Et que dire des effets pervers des campagnes de prévention de l'obésité? «Nous ne disposons pas de données qui décrivent l'effet des campagnes menées contre l'obésité, mais il est certain que les recommandations qui sont faites pour inciter les gens à réduire les calories qu'ils consomment et à faire davantage d'exercice physique encouragent l'anorexie chez les personnes vulnérables», fait-il remarquer.
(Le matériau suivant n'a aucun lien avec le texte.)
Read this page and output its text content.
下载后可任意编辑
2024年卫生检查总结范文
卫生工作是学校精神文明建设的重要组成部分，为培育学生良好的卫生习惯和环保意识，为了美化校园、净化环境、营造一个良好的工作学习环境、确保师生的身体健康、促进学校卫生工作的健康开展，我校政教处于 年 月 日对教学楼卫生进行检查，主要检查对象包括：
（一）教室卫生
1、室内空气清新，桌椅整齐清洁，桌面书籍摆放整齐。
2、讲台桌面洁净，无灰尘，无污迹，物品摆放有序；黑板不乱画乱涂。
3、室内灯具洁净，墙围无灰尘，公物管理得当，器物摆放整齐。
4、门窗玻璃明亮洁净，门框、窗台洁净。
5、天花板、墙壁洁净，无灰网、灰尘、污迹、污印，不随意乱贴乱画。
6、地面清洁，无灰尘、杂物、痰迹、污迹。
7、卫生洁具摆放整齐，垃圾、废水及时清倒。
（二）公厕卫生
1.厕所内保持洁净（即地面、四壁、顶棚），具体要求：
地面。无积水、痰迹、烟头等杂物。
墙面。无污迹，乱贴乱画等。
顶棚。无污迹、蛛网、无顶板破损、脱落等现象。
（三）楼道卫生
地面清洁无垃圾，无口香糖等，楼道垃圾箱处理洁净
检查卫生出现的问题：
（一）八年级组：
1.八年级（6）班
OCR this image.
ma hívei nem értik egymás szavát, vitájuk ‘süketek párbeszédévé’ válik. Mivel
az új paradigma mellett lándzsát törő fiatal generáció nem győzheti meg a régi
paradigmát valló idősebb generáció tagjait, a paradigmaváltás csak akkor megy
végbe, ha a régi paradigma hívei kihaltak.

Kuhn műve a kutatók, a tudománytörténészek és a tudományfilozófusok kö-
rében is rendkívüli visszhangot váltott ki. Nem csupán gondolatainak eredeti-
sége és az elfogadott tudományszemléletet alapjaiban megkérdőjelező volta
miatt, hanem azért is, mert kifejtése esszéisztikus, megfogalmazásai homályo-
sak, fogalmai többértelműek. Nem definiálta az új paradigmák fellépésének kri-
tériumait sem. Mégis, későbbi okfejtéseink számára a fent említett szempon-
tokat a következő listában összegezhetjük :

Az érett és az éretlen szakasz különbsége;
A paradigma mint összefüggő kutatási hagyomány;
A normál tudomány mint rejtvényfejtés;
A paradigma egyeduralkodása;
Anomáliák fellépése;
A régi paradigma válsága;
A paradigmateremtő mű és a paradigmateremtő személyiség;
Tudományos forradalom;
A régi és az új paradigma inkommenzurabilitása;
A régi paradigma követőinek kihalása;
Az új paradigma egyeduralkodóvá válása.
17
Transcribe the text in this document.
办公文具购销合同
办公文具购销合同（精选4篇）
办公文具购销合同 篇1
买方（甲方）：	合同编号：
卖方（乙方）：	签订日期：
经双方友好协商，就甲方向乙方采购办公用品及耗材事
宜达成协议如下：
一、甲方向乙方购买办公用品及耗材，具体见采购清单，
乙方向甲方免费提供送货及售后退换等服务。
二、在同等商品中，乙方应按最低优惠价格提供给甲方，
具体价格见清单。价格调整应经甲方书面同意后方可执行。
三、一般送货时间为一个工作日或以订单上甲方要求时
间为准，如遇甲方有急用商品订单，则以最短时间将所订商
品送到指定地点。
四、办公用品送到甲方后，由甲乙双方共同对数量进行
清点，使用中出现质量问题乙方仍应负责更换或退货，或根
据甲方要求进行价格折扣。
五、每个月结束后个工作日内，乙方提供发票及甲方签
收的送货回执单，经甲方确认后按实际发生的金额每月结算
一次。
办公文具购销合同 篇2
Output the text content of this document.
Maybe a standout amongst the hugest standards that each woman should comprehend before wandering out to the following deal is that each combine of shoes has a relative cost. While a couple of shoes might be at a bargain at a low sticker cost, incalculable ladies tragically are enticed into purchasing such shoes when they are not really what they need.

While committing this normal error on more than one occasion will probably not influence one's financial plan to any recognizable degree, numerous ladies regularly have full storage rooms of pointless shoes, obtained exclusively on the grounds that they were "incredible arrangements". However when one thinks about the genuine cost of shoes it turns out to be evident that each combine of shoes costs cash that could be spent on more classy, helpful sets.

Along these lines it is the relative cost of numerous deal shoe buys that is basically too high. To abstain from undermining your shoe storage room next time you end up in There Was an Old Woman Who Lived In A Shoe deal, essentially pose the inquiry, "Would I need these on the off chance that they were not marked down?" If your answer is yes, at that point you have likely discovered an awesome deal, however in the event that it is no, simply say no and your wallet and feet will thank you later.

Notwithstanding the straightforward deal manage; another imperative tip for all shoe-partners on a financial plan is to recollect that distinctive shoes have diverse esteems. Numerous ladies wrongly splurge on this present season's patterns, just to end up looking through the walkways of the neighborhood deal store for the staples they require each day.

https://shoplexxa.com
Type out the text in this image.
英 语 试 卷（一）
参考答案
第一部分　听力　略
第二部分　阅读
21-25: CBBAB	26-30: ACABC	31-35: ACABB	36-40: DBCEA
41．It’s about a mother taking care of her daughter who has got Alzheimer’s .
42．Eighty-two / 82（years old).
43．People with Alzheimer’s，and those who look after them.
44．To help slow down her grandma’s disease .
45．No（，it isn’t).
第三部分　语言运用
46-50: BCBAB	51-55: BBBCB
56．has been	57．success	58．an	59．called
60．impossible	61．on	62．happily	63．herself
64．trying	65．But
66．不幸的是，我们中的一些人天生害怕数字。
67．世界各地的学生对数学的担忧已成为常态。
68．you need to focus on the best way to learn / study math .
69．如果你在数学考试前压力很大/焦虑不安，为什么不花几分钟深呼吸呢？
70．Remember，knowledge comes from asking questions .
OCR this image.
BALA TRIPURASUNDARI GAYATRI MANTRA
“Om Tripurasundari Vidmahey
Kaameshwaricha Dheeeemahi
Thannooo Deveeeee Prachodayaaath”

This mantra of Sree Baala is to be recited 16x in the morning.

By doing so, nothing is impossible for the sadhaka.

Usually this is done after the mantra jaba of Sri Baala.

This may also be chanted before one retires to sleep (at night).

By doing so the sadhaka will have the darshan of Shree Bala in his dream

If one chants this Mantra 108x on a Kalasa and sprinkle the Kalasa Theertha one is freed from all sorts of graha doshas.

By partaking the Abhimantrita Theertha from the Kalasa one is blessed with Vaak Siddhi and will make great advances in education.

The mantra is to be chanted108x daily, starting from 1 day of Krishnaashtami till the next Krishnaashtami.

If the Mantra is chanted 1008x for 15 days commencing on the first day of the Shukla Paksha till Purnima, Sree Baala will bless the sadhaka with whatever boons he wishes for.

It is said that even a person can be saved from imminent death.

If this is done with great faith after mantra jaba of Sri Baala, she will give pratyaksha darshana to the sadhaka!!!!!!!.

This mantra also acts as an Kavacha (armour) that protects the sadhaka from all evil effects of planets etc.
Le Dr Jean Wilkins est pour sa part persuadé que les campagnes contre l'obésité peuvent affecter «les gens qui ont une fragilité, une vulnérabilité». «Ça fait des années que j'avance cette hypothèse et que je me fais tirer des balles. En raison de cette obsession du poids santé, les enfants se font dire très tôt dans la vie qu'ils doivent faire attention parce qu'ils pourraient devenir gros, ou qu'ils ont peut-être quelques kilos à perdre parce qu'ils sont grassouillets. Or ces petites phrases peuvent déclencher un problème alimentaire chez certaines jeunes filles qui sont plus vulnérables», déclare le chercheur qui traite même des garçons, dont les parents avaient réduit l'apport calorique «à un âge où les enfants ont faim. Pour faire face à ce dilemme, ces garçons mangeaient pour étancher leur faim, et ensuite ils se faisaient vomir pour faire plaisir aux autres.»

Le Dr Wilkins cite aussi les leçons de nutrition qui sont données aux élèves de troisième secondaire dans le cadre du cours d'éducation physique. «Dans ces cours où on pèse les élèves et on évalue leur masse de gras, mes patientes souffrant d'anorexie sont souvent citées comme des modèles», rage-t-il.

S'inquiétant du discours ambiant à propos du contrôle du poids, le Dr Wilkins interpelle tous les pédiatres. «Soyons prudents dans l'interprétation des courbes de croissance. Cessons de dire à un enfant de huit ou neuf ans qu'il est gros. Parlons plutôt du poids naturel», lance-t-il, tout en insistant sur le fait que les très jeunes patients sont beaucoup plus difficiles à traiter que les autres.

Selon Howard Steiger, un rapprochement s'est amorcé récemment entre les spécialistes qui oeuvrent pour la prévention de l'obésité et ceux qui se consacrent à la prévention des troubles de l'alimentation, afin «de développer un message plus modéré qui recommanderait de manger sainement et équilibré, mais pas nécessairement moins». À cet égard, M. Steiger a participé à la rédaction de la Charte québécoise pour une image corporelle saine et diversifiée — à l'instigation du ministère des Communications, de la Culture et de la Condition féminine — charte qui s'adresse notamment aux industries de la mode et de la publicité ainsi qu'aux médias, afin qu'ils s'engagent à promouvoir une diversité d'images corporelles, comprenant des tailles, des proportions et des âges variés. Voilà déjà un premier pas qui témoigne de la prise de conscience de ce problème de société.